In Q3, ABM Industries’s breakeven margin was down 4.2 percentage points year on year. Since ABM Industries’s gross margin decreased more than its operating margin, we can assume its recent inefficiencies were driven more by weaker leverage on its cost of sales rather than increased marketing, R&D, and administrative overhead expenses.
Earnings Per Share
We track the long-term change in earnings per share (EPS) for the same reason as long-term revenue growth. Compared to revenue, however, EPS highlights whether a company’s growth is profitable.ABM Industries’s EPS grew at a solid 11.7% compounded annual growth rate over the last five years, higher than its 5.2% annualized revenue growth. However, this alone doesn’t tell us much about its business quality because its operating margin didn’t expand.

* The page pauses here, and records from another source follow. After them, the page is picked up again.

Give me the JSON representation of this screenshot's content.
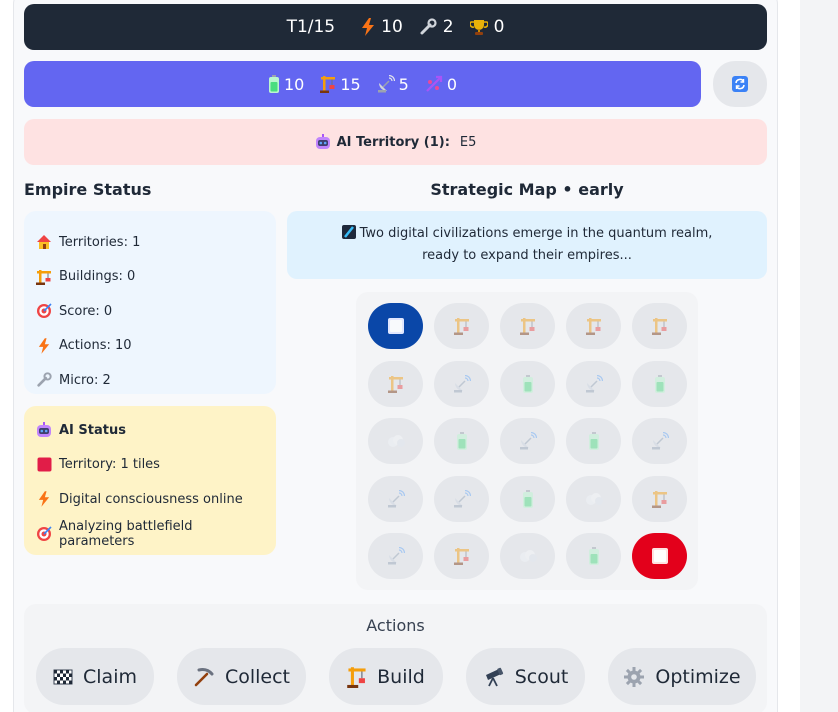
{
  "header": {
    "turn": "T1/15",
    "actions_value": "10",
    "micro_value": "2",
    "score_value": "0"
  },
  "resources": {
    "energy": "10",
    "buildings": "15",
    "satellites": "5",
    "links": "0"
  },
  "ai_territory": {
    "label": "AI Territory (1):",
    "tiles": "E5"
  },
  "empire": {
    "title": "Empire Status",
    "territories": "Territories: 1",
    "buildings": "Buildings: 0",
    "score": "Score: 0",
    "actions": "Actions: 10",
    "micro": "Micro: 2"
  },
  "ai_status": {
    "title": "AI Status",
    "territory": "Territory: 1 tiles",
    "line1": "Digital consciousness online",
    "line2": "Analyzing battlefield parameters"
  },
  "map": {
    "title": "Strategic Map • early",
    "message": "Two digital civilizations emerge in the quantum realm, ready to expand their empires...",
    "tiles": [
      [
        "player",
        "crane",
        "crane",
        "crane",
        "crane"
      ],
      [
        "crane",
        "satellite",
        "battery",
        "satellite",
        "battery"
      ],
      [
        "cloud",
        "battery",
        "satellite",
        "battery",
        "satellite"
      ],
      [
        "satellite",
        "satellite",
        "battery",
        "cloud",
        "crane"
      ],
      [
        "satellite",
        "crane",
        "cloud",
        "battery",
        "ai"
      ]
    ]
  },
  "actions": {
    "title": "Actions",
    "buttons": [
      {
        "label": "Claim",
        "icon": "checkered-flag-icon"
      },
      {
        "label": "Collect",
        "icon": "pickaxe-icon"
      },
      {
        "label": "Build",
        "icon": "construction-crane-icon"
      },
      {
        "label": "Scout",
        "icon": "telescope-icon"
      },
      {
        "label": "Optimize",
        "icon": "gear-icon"
      }
    ]
  },
  "colors": {
    "header_bg": "#1f2937",
    "resource_bg": "#6366f1",
    "ai_territory_bg": "#fee2e2",
    "empire_bg": "#eef6fe",
    "ai_status_bg": "#fef3c7",
    "message_bg": "#e0f2fe",
    "player_tile": "#0a47a8",
    "ai_tile": "#e3001b"
  }
}
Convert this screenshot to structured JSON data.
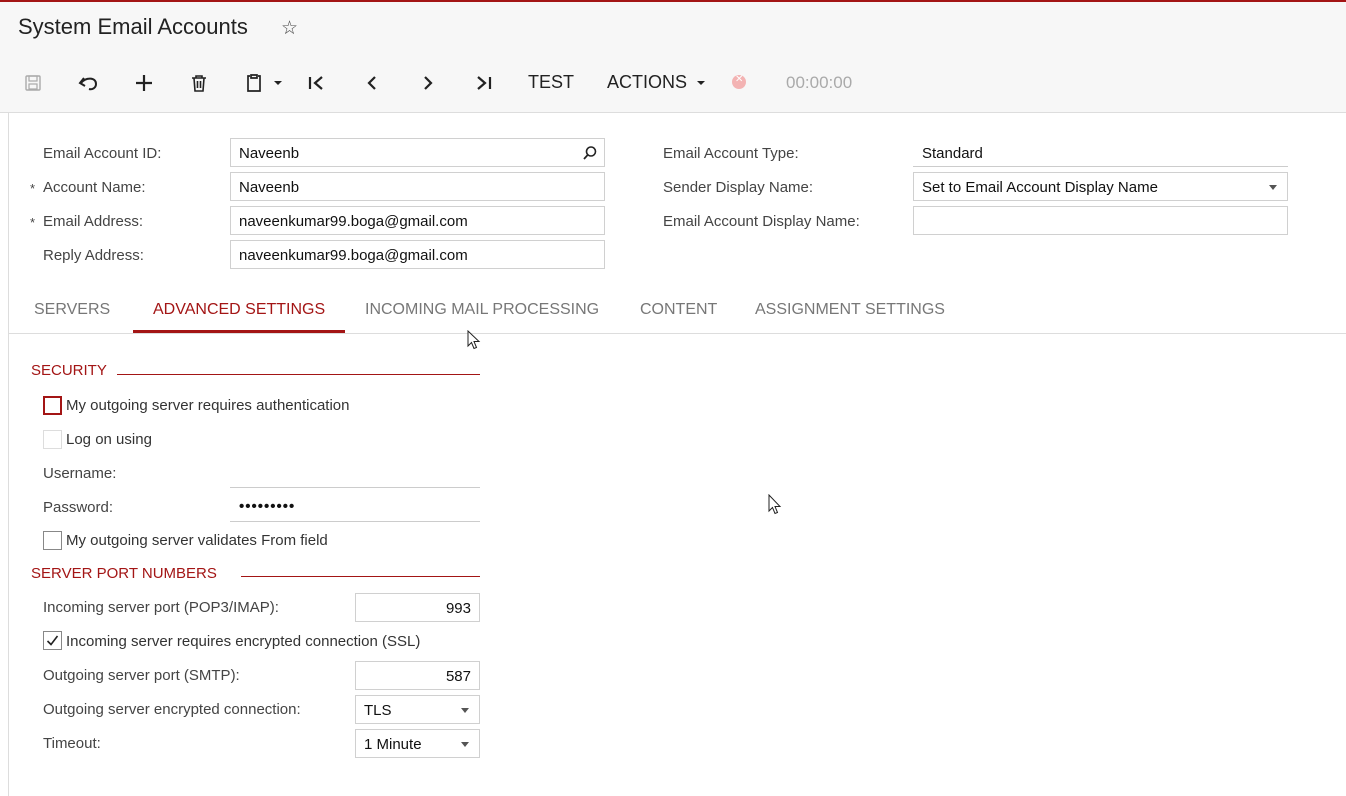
{
  "page": {
    "title": "System Email Accounts",
    "star_glyph": "☆"
  },
  "toolbar": {
    "test_label": "TEST",
    "actions_label": "ACTIONS",
    "timer": "00:00:00"
  },
  "form": {
    "email_account_id": {
      "label": "Email Account ID:",
      "value": "Naveenb"
    },
    "account_name": {
      "label": "Account Name:",
      "value": "Naveenb",
      "required_mark": "*"
    },
    "email_address": {
      "label": "Email Address:",
      "value": "naveenkumar99.boga@gmail.com",
      "required_mark": "*"
    },
    "reply_address": {
      "label": "Reply Address:",
      "value": "naveenkumar99.boga@gmail.com"
    },
    "email_account_type": {
      "label": "Email Account Type:",
      "value": "Standard"
    },
    "sender_display_name": {
      "label": "Sender Display Name:",
      "value": "Set to Email Account Display Name"
    },
    "email_account_display_name": {
      "label": "Email Account Display Name:",
      "value": ""
    }
  },
  "tabs": [
    {
      "label": "SERVERS",
      "active": false
    },
    {
      "label": "ADVANCED SETTINGS",
      "active": true
    },
    {
      "label": "INCOMING MAIL PROCESSING",
      "active": false
    },
    {
      "label": "CONTENT",
      "active": false
    },
    {
      "label": "ASSIGNMENT SETTINGS",
      "active": false
    }
  ],
  "security": {
    "title": "SECURITY",
    "requires_auth": {
      "label": "My outgoing server requires authentication",
      "checked": false
    },
    "log_on_using": {
      "label": "Log on using",
      "checked": false
    },
    "username": {
      "label": "Username:",
      "value": ""
    },
    "password": {
      "label": "Password:",
      "value": "•••••••••"
    },
    "validates_from": {
      "label": "My outgoing server validates From field",
      "checked": false
    }
  },
  "ports": {
    "title": "SERVER PORT NUMBERS",
    "incoming_port": {
      "label": "Incoming server port (POP3/IMAP):",
      "value": "993"
    },
    "incoming_ssl": {
      "label": "Incoming server requires encrypted connection (SSL)",
      "checked": true
    },
    "outgoing_port": {
      "label": "Outgoing server port (SMTP):",
      "value": "587"
    },
    "outgoing_encryption": {
      "label": "Outgoing server encrypted connection:",
      "value": "TLS"
    },
    "timeout": {
      "label": "Timeout:",
      "value": "1 Minute"
    }
  },
  "colors": {
    "accent": "#a31515"
  }
}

We can take a deeper look into ABM Industries’s earnings quality to better understand the drivers of its performance. A five-year view shows that ABM Industries has repurchased its stock, shrinking its share count by 6.2%. This tells us its EPS outperformed its revenue not because of increased operational efficiency but financial engineering, as buybacks boost per share earnings.
Like with revenue, we analyze EPS over a more recent period because it can provide insight into an emerging theme or development for the business.

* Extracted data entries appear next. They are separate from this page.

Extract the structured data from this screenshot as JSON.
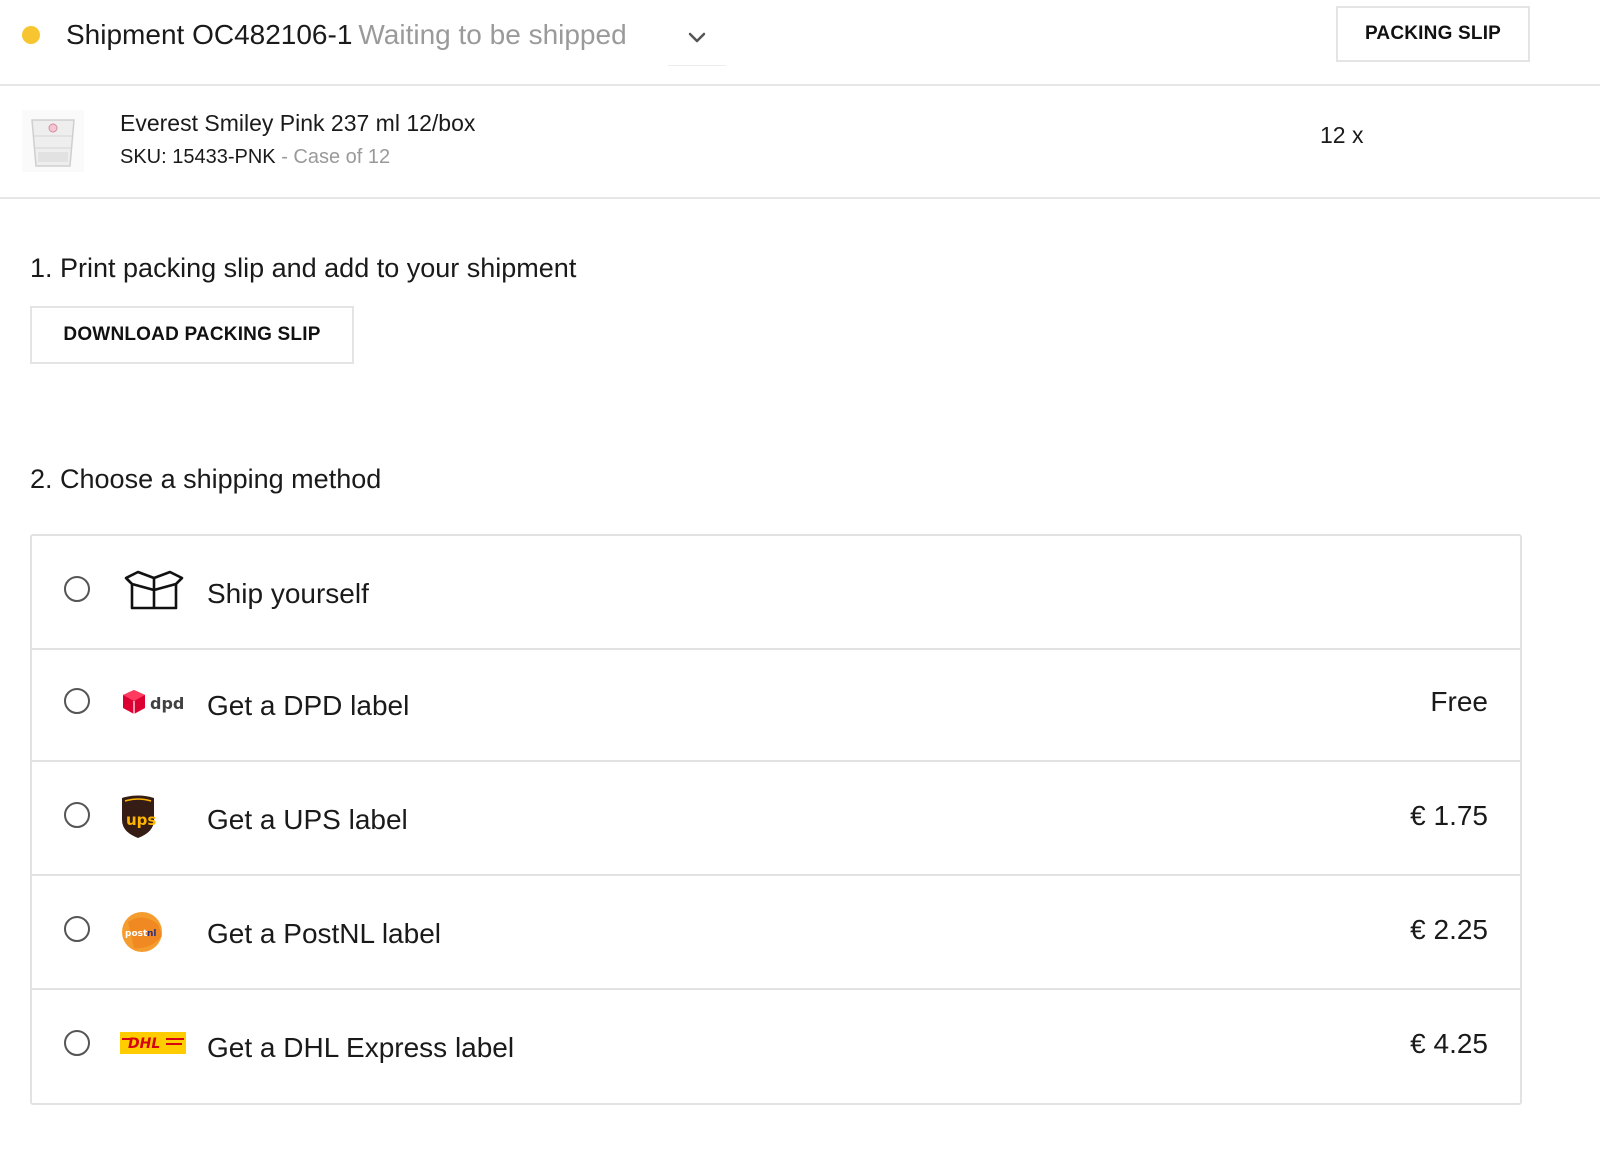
{
  "header": {
    "shipment_label": "Shipment OC482106-1",
    "status": "Waiting to be shipped",
    "status_color": "#f7c530",
    "packing_slip_button": "PACKING SLIP"
  },
  "product": {
    "name": "Everest Smiley Pink 237 ml 12/box",
    "sku": "SKU: 15433-PNK",
    "pack": " - Case of 12",
    "quantity": "12 x"
  },
  "steps": {
    "step1_title": "1. Print packing slip and add to your shipment",
    "download_button": "DOWNLOAD PACKING SLIP",
    "step2_title": "2. Choose a shipping method"
  },
  "shipping_options": [
    {
      "label": "Ship yourself",
      "price": "",
      "icon": "box-icon"
    },
    {
      "label": "Get a DPD label",
      "price": "Free",
      "icon": "dpd-logo"
    },
    {
      "label": "Get a UPS label",
      "price": "€ 1.75",
      "icon": "ups-logo"
    },
    {
      "label": "Get a PostNL label",
      "price": "€ 2.25",
      "icon": "postnl-logo"
    },
    {
      "label": "Get a DHL Express label",
      "price": "€ 4.25",
      "icon": "dhl-logo"
    }
  ]
}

For ABM Industries, its two-year annual EPS declines of 1.3% mark a reversal from its (seemingly) healthy five-year trend. We hope ABM Industries can return to earnings growth in the future. In Q3, ABM Industries reported EPS at $0.90, down from $1.01 in the same quarter last year. Despite falling year on year, this print beat analysts’ estimates by 3.3%. Over the next 12 months, Wall Street expects ABM Industries’s full-year EPS of $3.57 to grow 2.6%.